A rotina, às vezes, não nos deixa meditar sobre a natureza de nossos trabalhos. Estava fazendo as contas de quantas pessoas perdemos do ano passado pra cá. Foram pais, mães, avós, irmãos e amigos... Não consegui mais ter a certeza depois do número quatorze. E estávamos nos mantendo tão longe, então outras coisas também os alcançaram. Ao somar os que se foram infectados, os pais e irmãos de meus colegas e amigos e alguns colegas, a ficha caiu como quando você percebe um carro prestes a te atropelar.

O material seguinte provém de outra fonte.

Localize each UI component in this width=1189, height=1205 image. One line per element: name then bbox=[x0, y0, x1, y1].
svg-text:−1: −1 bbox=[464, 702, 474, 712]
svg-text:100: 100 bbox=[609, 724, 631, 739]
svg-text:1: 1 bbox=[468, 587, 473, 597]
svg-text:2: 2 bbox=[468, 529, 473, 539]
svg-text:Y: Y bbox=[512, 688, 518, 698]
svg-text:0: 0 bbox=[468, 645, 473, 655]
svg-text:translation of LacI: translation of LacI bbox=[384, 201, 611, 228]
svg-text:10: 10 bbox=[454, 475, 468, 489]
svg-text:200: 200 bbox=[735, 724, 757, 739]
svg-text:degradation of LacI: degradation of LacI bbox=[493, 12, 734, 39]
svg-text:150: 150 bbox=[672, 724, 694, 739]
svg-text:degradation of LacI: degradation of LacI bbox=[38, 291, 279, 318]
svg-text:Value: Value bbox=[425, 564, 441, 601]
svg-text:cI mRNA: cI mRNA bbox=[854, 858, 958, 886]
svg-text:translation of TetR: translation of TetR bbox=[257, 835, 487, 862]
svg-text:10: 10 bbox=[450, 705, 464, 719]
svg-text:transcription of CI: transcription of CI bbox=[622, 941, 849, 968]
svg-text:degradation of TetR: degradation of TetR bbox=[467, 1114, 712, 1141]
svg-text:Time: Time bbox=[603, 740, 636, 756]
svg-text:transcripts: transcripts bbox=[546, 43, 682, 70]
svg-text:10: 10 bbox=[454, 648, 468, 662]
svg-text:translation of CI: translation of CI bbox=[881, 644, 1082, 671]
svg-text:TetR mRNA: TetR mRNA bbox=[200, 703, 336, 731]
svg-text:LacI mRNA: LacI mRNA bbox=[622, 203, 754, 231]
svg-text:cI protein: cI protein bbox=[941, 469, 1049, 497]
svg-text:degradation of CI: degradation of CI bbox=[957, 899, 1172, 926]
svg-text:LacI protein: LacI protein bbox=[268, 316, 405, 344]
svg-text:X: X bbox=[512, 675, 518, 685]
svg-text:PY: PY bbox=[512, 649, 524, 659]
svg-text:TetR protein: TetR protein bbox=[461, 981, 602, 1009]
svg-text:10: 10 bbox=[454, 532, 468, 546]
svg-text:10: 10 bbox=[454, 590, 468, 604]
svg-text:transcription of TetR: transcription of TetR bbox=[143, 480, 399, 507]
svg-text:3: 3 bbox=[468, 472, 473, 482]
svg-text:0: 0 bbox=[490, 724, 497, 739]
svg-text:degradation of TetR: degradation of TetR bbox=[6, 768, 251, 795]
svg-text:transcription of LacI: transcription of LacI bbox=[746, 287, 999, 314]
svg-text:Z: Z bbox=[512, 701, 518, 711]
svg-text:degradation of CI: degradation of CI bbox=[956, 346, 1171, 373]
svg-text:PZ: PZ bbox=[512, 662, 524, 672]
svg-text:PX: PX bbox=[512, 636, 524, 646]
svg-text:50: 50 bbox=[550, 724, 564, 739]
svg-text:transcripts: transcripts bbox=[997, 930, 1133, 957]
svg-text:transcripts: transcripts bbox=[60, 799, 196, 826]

Passo algumas noites em claro às vezes. Não consigo confiar no que vejo na TV, pois pra mim os números tem nomes. E a doença é tão lucrativa para quem só sabe contar. O medo é a maior fonte de lucro que a humanidade poderia se apropriar. Há ausências em muitas casas conhecidas e isso faz tanta falta no dia a dia no trabalho e depois que estou em casa... Não tinha parado para pensar por talvez não querer sentir, mas foi como tentar curar uma ferida apenas botando a mão no lugar de onde o sangue está saindo!
Não conseguia parar de questionar as chances de ter levado o mal para muitos deles quando nos procuravam, mesmo com todos os cuidados, mesmo sem apresentar sintomas. No dia a dia falamos para esquecermos, que o risco é a natureza de nosso trabalho nessas ocasiões e que seria pior se não estivéssemos ali. Muitos de nós também não caímos? Alguns para nunca mais... Era uma guerra desde o inicio, e de que serviram os pacifistas se não nos deixaram enxergar?
De um ano pra cá eu tenho dormido mal às vezes, e tenho me privado de algumas coisas para que pessoas não se percam. Mas agora tudo isso pareceu tão inútil que senti vergonha por não ter chorado essas dores antes. Por não ter lutado com todas as armas disponíveis. Agora é tão fácil entender que não adianta ter um lugar para voltar se as pessoas que iluminavam esse lugar não estão mais lá. Virei um robô de um ano pra cá e não consegui enxergar até os faróis inundarem minha retina.
Pensar que filtrar as informações e agir com base nisso numa passividade inexplicável nos livraria do mal foi uma ilusão. Nós protegemos as portas e as janelas para depois olharmos atônitos a inundação solapar os alicerces por outros motivos também. A casa está de pé, mas qualquer vento balança toda lagrima agora. Que peso maldito! Que escolha furada ser um pacifista em um mundo em guerra! A punição para esses será pior. Lidar com as ausências já é...
Nós que estamos aqui vamos fazer a única coisa digna que nos resta que é reerguer espíritos e humanidade. Para os que foram sem despedidas dignas, vão em paz! Que o Criador os receba em Seu seio e nos perdoe por nos curvarmos tão fácil ao mal e às ameaças.